Today’s Zaman, January 19, 2008
http://www.todayszaman.com/columnist-131945-cyprus-history-from-1960-to-2008-9.html
This degrading retreat forced Gen. Georgio Grivas to abandon his dreams of taking the Erenköy beachhead from the Turkish Cypriots. The UN called for a cease-fire and it was agreed to by both parties.
The various statements made by Archbishop Makarios in 1964 clearly explain the cause of the conflict on the island and his dream of taking a seat in history as the “architect of enosis” (or union with mainland Greece). On March 25, 1964, in a statement to German daily Sudetendeutsche Zeitung, he said, “With regard to the solution of the Cyprus problem, the union of Cyprus with Greece is the wish of the Cypriot people and myself.”
On Aug. 21, 1964 he declared to the Mahi newspaper: “My ambition is to accomplish the union of Cyprus with Greece. … I will unite integrally with Greece and then the borders of Greece will extend to the shores of North Africa.”
On Sept. 20, 1964 he told The Washington Post: “I want something higher than being a temporary president of Cyprus. My ambition is to connect my name with history as the architect of enosis.”
The basics of the “Megali Idea,” or Great Idea, can easily be seen in his statements. It was only three years before that he had sworn officially and publicly to keep and cherish “the independence of Cyprus.” But his real dream was to bury the Republic of Cyprus and realize Greece’s dream of enosis.

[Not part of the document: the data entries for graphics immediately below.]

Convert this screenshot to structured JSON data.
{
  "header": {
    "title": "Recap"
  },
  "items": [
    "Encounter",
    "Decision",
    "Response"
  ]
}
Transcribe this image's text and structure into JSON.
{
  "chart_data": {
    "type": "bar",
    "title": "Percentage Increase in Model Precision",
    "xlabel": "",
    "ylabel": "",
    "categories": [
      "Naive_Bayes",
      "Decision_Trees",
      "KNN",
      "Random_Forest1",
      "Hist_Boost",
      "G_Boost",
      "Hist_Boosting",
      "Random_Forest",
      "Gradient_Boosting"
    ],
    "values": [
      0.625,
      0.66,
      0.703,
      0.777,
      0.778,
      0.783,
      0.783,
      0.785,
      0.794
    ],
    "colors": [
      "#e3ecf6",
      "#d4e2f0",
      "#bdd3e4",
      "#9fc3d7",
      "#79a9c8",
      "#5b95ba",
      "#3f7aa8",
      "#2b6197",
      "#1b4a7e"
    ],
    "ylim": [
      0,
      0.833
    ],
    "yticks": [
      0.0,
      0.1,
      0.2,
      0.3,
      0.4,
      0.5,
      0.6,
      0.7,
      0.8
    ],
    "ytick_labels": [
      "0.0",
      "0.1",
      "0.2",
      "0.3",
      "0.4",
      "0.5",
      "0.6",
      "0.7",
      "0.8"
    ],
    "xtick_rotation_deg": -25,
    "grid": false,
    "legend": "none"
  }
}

Had the 1960 independence been believed in by the Greek Cypriots and accepted as an end in itself, there would be no Cyprus problem today.
Speaking at the Paralimni Church on Sept. 3, 1964, Makarios said: “What is our desire? We have proclaimed it many times: Our union with the motherland, eternal Greece. What will our reply be if such a solution is made difficult and if some think compromises are required or that something should be given in return? ‘No,’ is the reply, and the struggle will continue until full justification.”
This is the main reason the Cyprus problem has still not been settled today, in the year 2008. Nothing will change until Greek Cypriot leaders and leading politicians change their minds and abandon the holy oath of Makarios given to the Orthodox Church of Cyprus in the year 1950.
The attacks in the year 1963 and 1964 were a combined effort of secret Greek Cypriot armies, the Greek Cypriot police and mainland Greek officers. Greece always took the side of Makarios, politically and militarily.
The onslaught on the Turkish Community was, according to Greek Prime Minister Andreas Papandreu, “no onslaught at all.” The Greek side maintained, “It is not a cause for action under the Treaty of Guarantee for the Preservation of Independence.”
Each time Turkey moved to prevent a bloodbath in Cyprus, Greek representatives joined with the Greek Cypriot leadership in protesting against “outside interference in the internal affairs of Cyprus.”
According to Greece, the elimination of Turks from Cyprus (under the false claim that the Turks had rebelled) was an internal affair for Makarios, and Turkey had no right, moral or otherwise, to come to the aid of the Turkish Cypriots. But Greece itself was already in Cyprus — at the invitation of Makarios — with 15,000 Greek troops.
And at a luncheon party in honor of the visiting Greek defense minister on Oct. 27, 1964, Archbishop Makarios was quoted in the local press as follows: “Greece has become Cyprus and Cyprus is Greece. I firmly believe that the Pan-Hellenic struggle for the union of Cyprus with fatherland Greece will shortly be crowned with success, and its success will serve as the beginning of a new era of Greek grandeur and glory.”
Turkey, fully aware of the complicity of the Greek Government in this diabolical plan to unite Cyprus with Greece, raised its voice in conjunction with the Turkish Cypriots. Turkish officials stated: “If union with Greece was the aim, then the Turkish Cypriots should be left out of it. … Turkish Cypriots, who owned 30 percent of the registered land and were one-fifth of the population of Cyprus, did not want to be colonized by Greece. They must cede to Turkey.” The clear answer and reaction to enosis was a double-enosis.
This Turkish answer to enosis, which Greece was actively pursuing in Cyprus, was to be used over and over again both by Greece and Greek Cypriot leaders “as proof of the partitionist aims of Turkey”! And Makarios was to clearly come out with his objection to giving any rights to the Turks in Cyprus in November 1964.
On Nov. 21, 1964, Archbishop Makarios said to the Phileleftheros newspaper: “I am for enosis and shall always stand for it. But it must be genuine enosis without curbs or strings.” Any right recognized for the Turks in Cyprus in return for agreeing to enosis would detract from the genuineness of enosis. On Nov. 24, 1964, he made his point even more clear. “I emphasized that the union of Cyprus with Greece must be a union of the whole island, including all areas.”